EFI cars enter decel cut-off when the conditions are right: throttle closed, rpm high and in some cases speed above a certain limit. NO FUEL IS delivered. The motor is being turned by the rear wheels and IS acting as a brake. When the conditions change the state changes. Thus when the speed drops (engine or in some cases vehicle) fuel is given back and as pointed out with an engine spinning at 1200rpms what use is a starter (that spins at 300rpms).
When I was young and lived where there were hills (Seattle), I was told that it was either illegal or illogical to coast down hill.

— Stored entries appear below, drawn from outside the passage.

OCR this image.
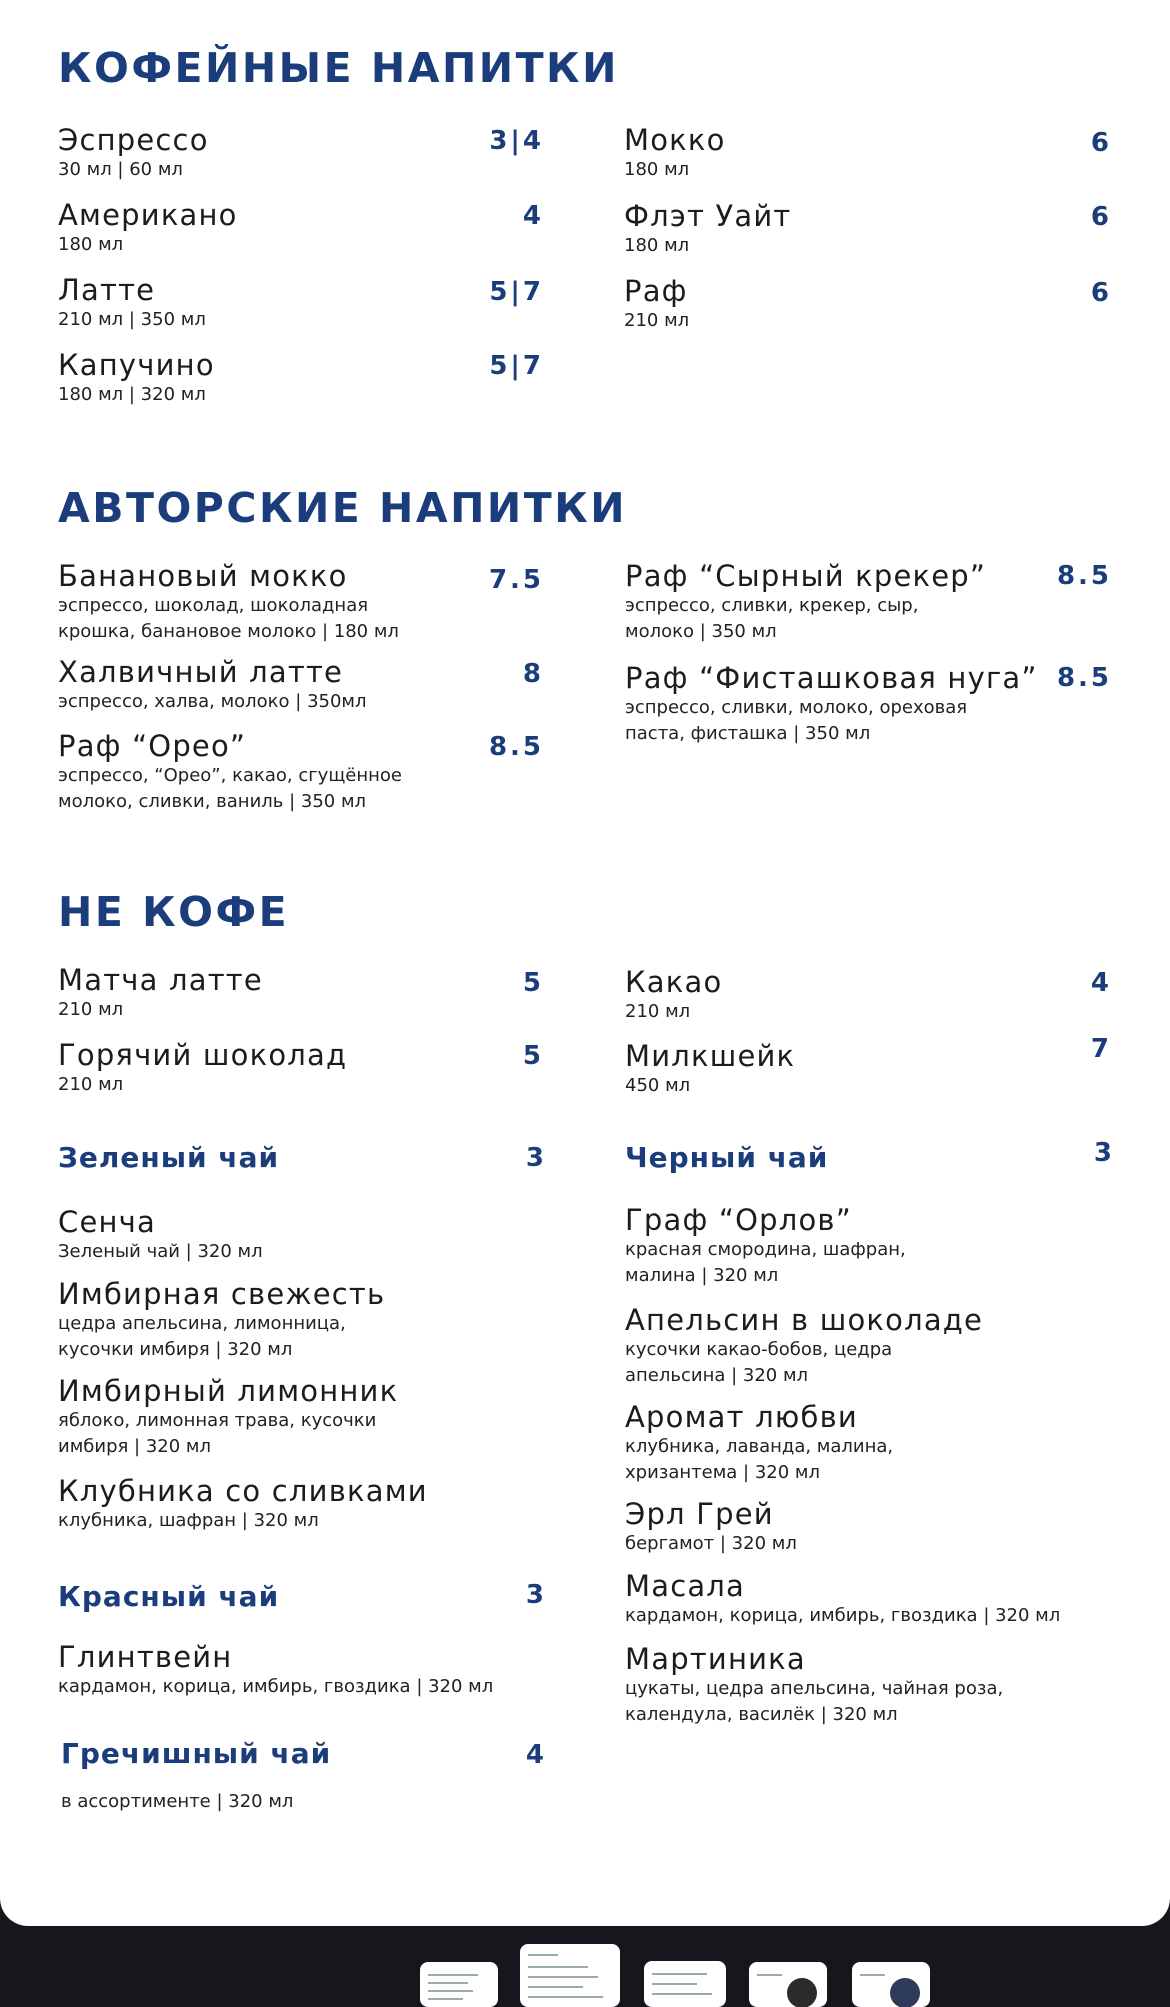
КОФЕЙНЫЕ НАПИТКИ
Эспрессо
30 мл | 60 мл
3|4
Американо
180 мл
4
Латте
210 мл | 350 мл
5|7
Капучино
180 мл | 320 мл
5|7
Мокко
180 мл
6
Флэт Уайт
180 мл
6
Раф
210 мл
6
АВТОРСКИЕ НАПИТКИ
Банановый мокко
эспрессо, шоколад, шоколадная
крошка, банановое молоко | 180 мл
7.5
Халвичный латте
эспрессо, халва, молоко | 350мл
8
Раф “Орео”
эспрессо, “Орео”, какао, сгущённое
молоко, сливки, ваниль | 350 мл
8.5
Раф “Сырный крекер”
эспрессо, сливки, крекер, сыр,
молоко | 350 мл
8.5
Раф “Фисташковая нуга”
эспрессо, сливки, молоко, ореховая
паста, фисташка | 350 мл
8.5
НЕ КОФЕ
Матча латте
210 мл
5
Горячий шоколад
210 мл
5
Какао
210 мл
4
Милкшейк
450 мл
7
Зеленый чай	3
Сенча
Зеленый чай | 320 мл
Имбирная свежесть
цедра апельсина, лимонница,
кусочки имбиря | 320 мл
Имбирный лимонник
яблоко, лимонная трава, кусочки
имбиря | 320 мл
Клубника со сливками
клубника, шафран | 320 мл
Черный чай	3
Граф “Орлов”
красная смородина, шафран,
малина | 320 мл
Апельсин в шоколаде
кусочки какао-бобов, цедра
апельсина | 320 мл
Аромат любви
клубника, лаванда, малина,
хризантема | 320 мл
Эрл Грей
бергамот | 320 мл
Масала
кардамон, корица, имбирь, гвоздика | 320 мл
Мартиника
цукаты, цедра апельсина, чайная роза,
календула, василёк | 320 мл
Красный чай	3
Глинтвейн
кардамон, корица, имбирь, гвоздика | 320 мл
Гречишный чай	4
в ассортименте | 320 мл
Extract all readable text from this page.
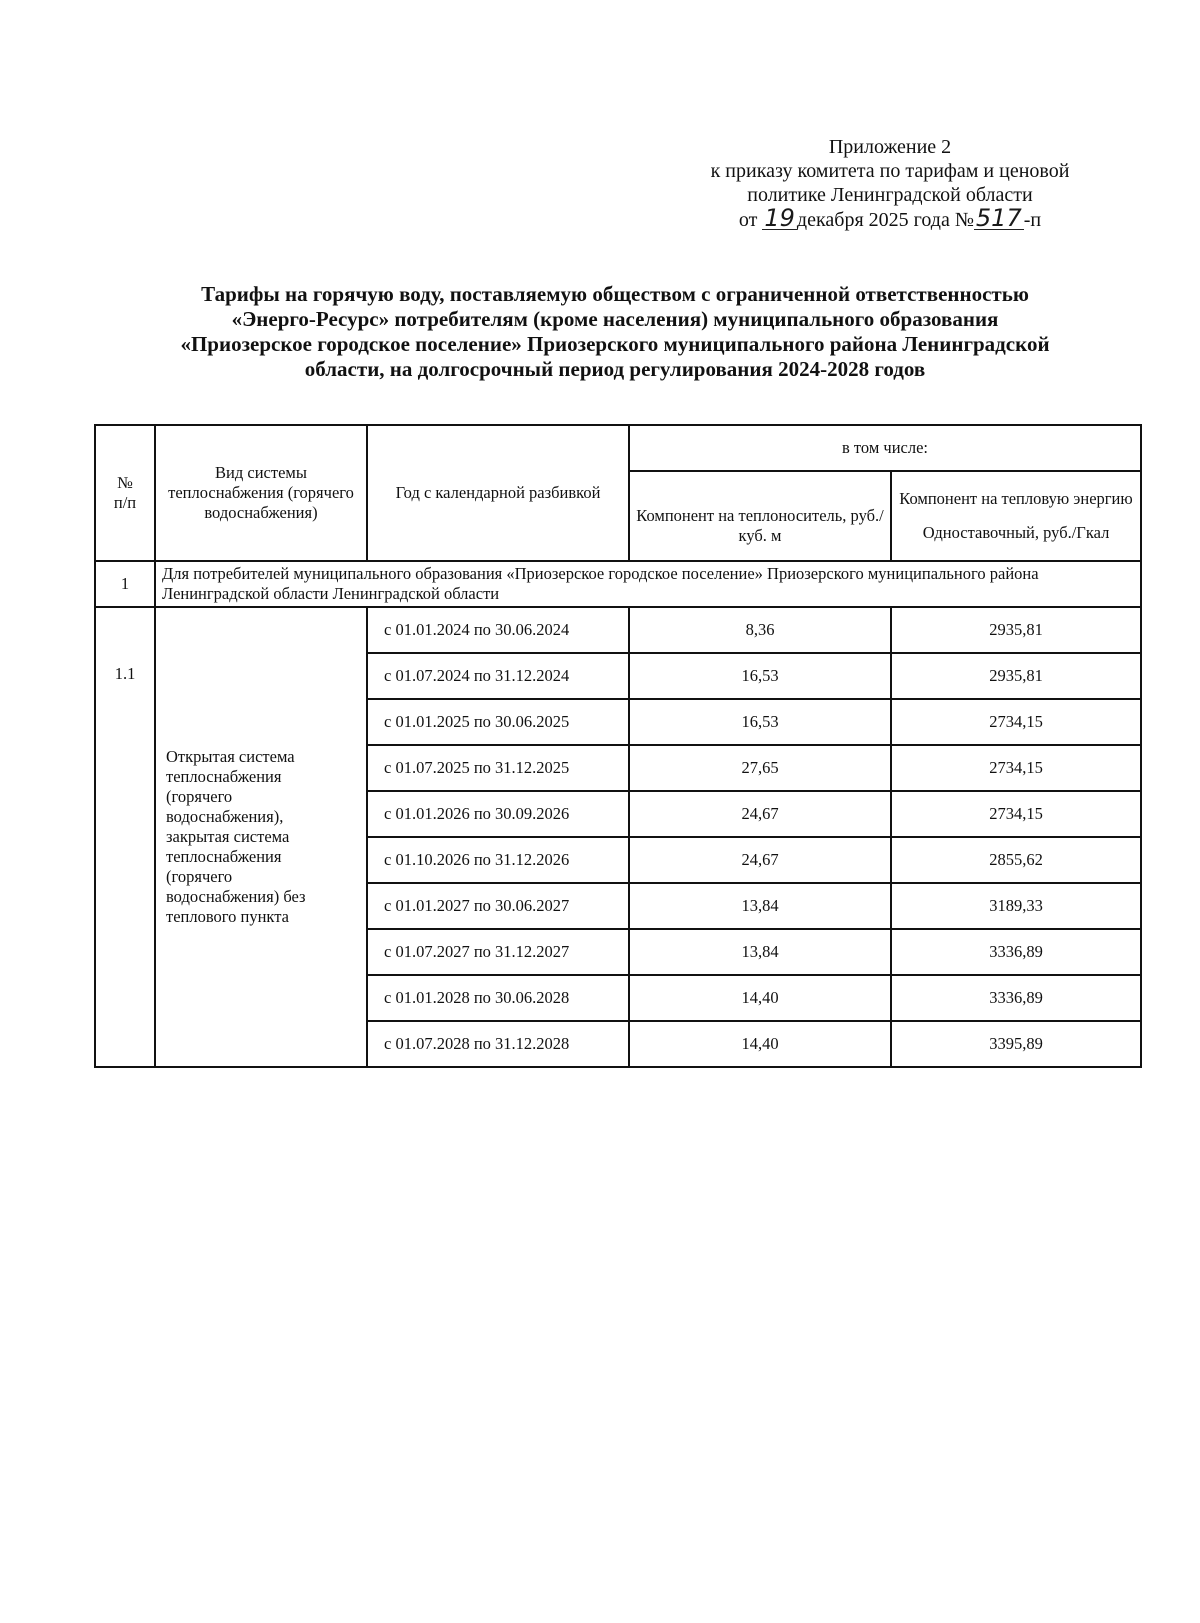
Приложение 2
к приказу комитета по тарифам и ценовой
политике Ленинградской области
от 19 декабря 2025 года №517 -п
Тарифы на горячую воду, поставляемую обществом с ограниченной ответственностью
«Энерго-Ресурс» потребителям (кроме населения) муниципального образования
«Приозерское городское поселение» Приозерского муниципального района Ленинградской
области, на долгосрочный период регулирования 2024-2028 годов
№
п/п	Вид системы теплоснабжения (горячего водоснабжения)	Год с календарной разбивкой	в том числе:	
			Компонент на теплоноситель, руб./куб. м	Компонент на тепловую энергию
Одноставочный, руб./Гкал

1	Для потребителей муниципального образования «Приозерское городское поселение» Приозерского муниципального района Ленинградской области Ленинградской области			
1.1	Открытая система теплоснабжения (горячего водоснабжения), закрытая система теплоснабжения (горячего водоснабжения) без теплового пункта	с 01.01.2024 по 30.06.2024	8,36	2935,81
		с 01.07.2024 по 31.12.2024	16,53	2935,81
		с 01.01.2025 по 30.06.2025	16,53	2734,15
		с 01.07.2025 по 31.12.2025	27,65	2734,15
		с 01.01.2026 по 30.09.2026	24,67	2734,15
		с 01.10.2026 по 31.12.2026	24,67	2855,62
		с 01.01.2027 по 30.06.2027	13,84	3189,33
		с 01.07.2027 по 31.12.2027	13,84	3336,89
		с 01.01.2028 по 30.06.2028	14,40	3336,89
		с 01.07.2028 по 31.12.2028	14,40	3395,89
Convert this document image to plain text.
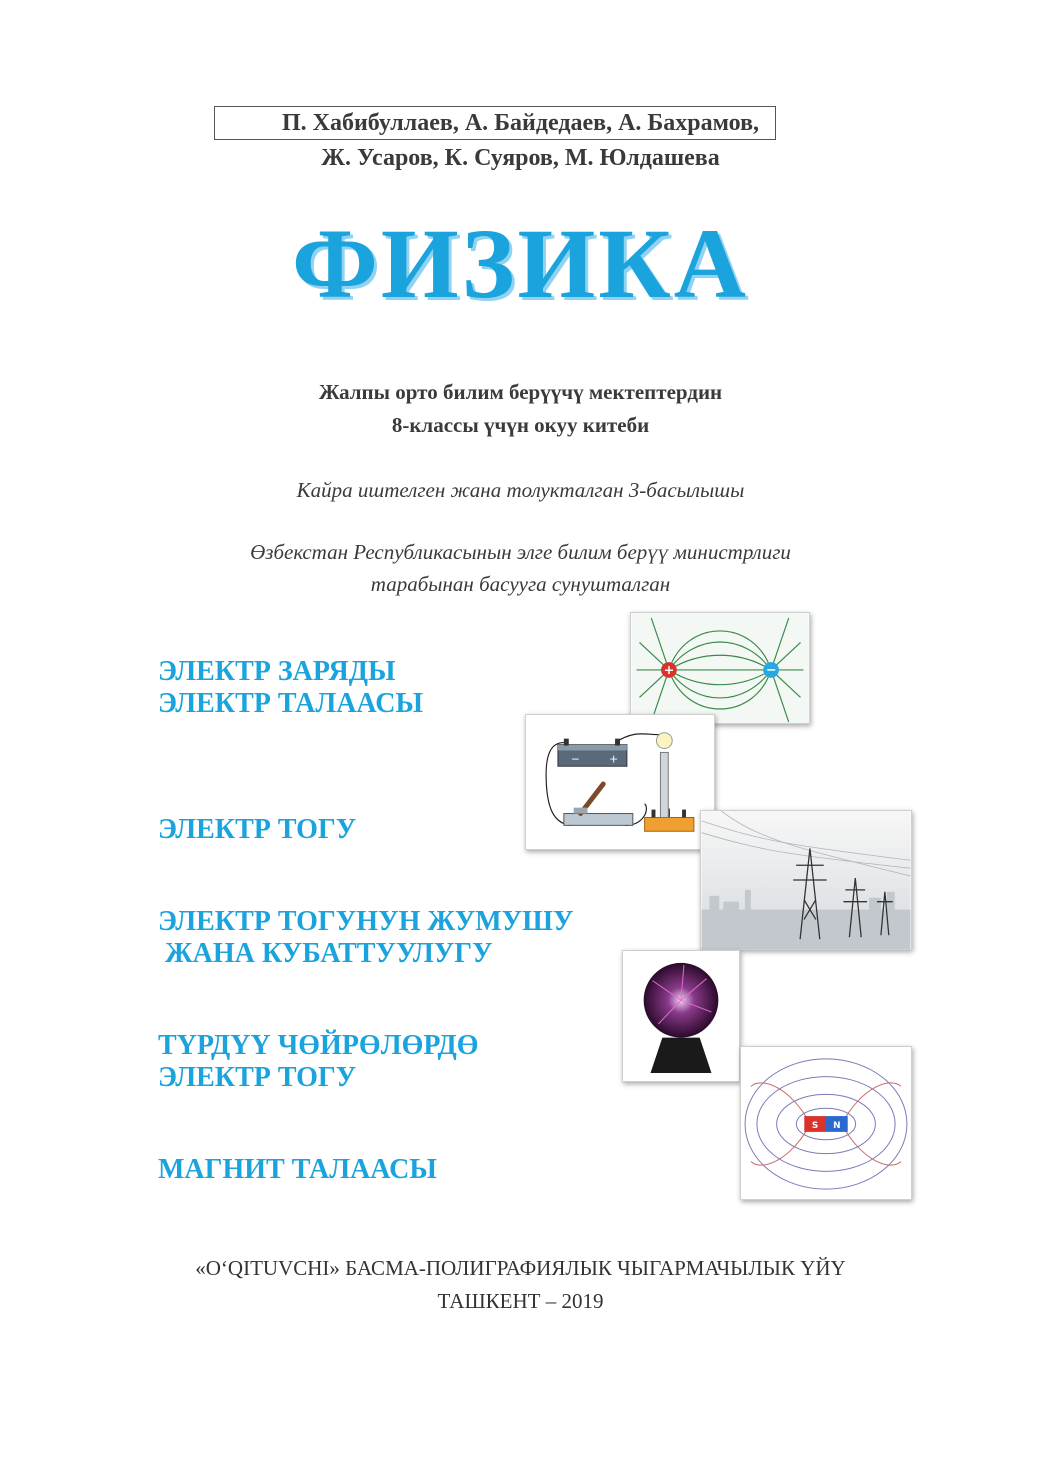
П. Хабибуллаев, А. Байдедаев, А. Бахрамов,
Ж. Усаров, К. Суяров, М. Юлдашева
ФИЗИКА
Жалпы орто билим берүүчү мектептердин
8-классы үчүн окуу китеби
Кайра иштелген жана толукталган 3-басылышы
Өзбекстан Республикасынын элге билим берүү министрлиги
тарабынан басууга сунушталган
ЭЛЕКТР ЗАРЯДЫ
ЭЛЕКТР ТАЛААСЫ
ЭЛЕКТР ТОГУ
ЭЛЕКТР ТОГУНУН ЖУМУШУ
ЖАНА КУБАТТУУЛУГУ
ТҮРДҮҮ ЧӨЙРӨЛӨРДӨ
ЭЛЕКТР ТОГУ
МАГНИТ ТАЛААСЫ
+	−
−	+
S N
«O‘QITUVCHI» БАСМА-ПОЛИГРАФИЯЛЫК ЧЫГАРМАЧЫЛЫК ҮЙҮ
ТАШКЕНТ – 2019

Bad's comment about the trans got me thinking and for awhile he had me agreeing that the trans would suffer because the pressure would be reduced at low front pump speeds. I do know that trans system pressure is not stable often till 2000rpm. But then I realized that since the thing would be in neutral no force would be transmitted and idle pressures are definitely adequate for rotational lubrication.
As to the original argument, I agree with Bill, if you were coasting down Vail pass, properly, you could use no fuel for miles. If instead you coasted the engine would use idle fuel consumption for that distance and might actually be significant.
As to the transmission part, I am still wondering about the wear. I can gaurantee that pulling the car in and out of gear at speed is one of the worse things possible and should not regularly be done. Many MB trans will reengage at low gear and can over rev the motor before they shift. Doesn't usually happen but when ever I pull a trans to neutral (for diagnostic purposes) I always slow down before pulling it back to drive.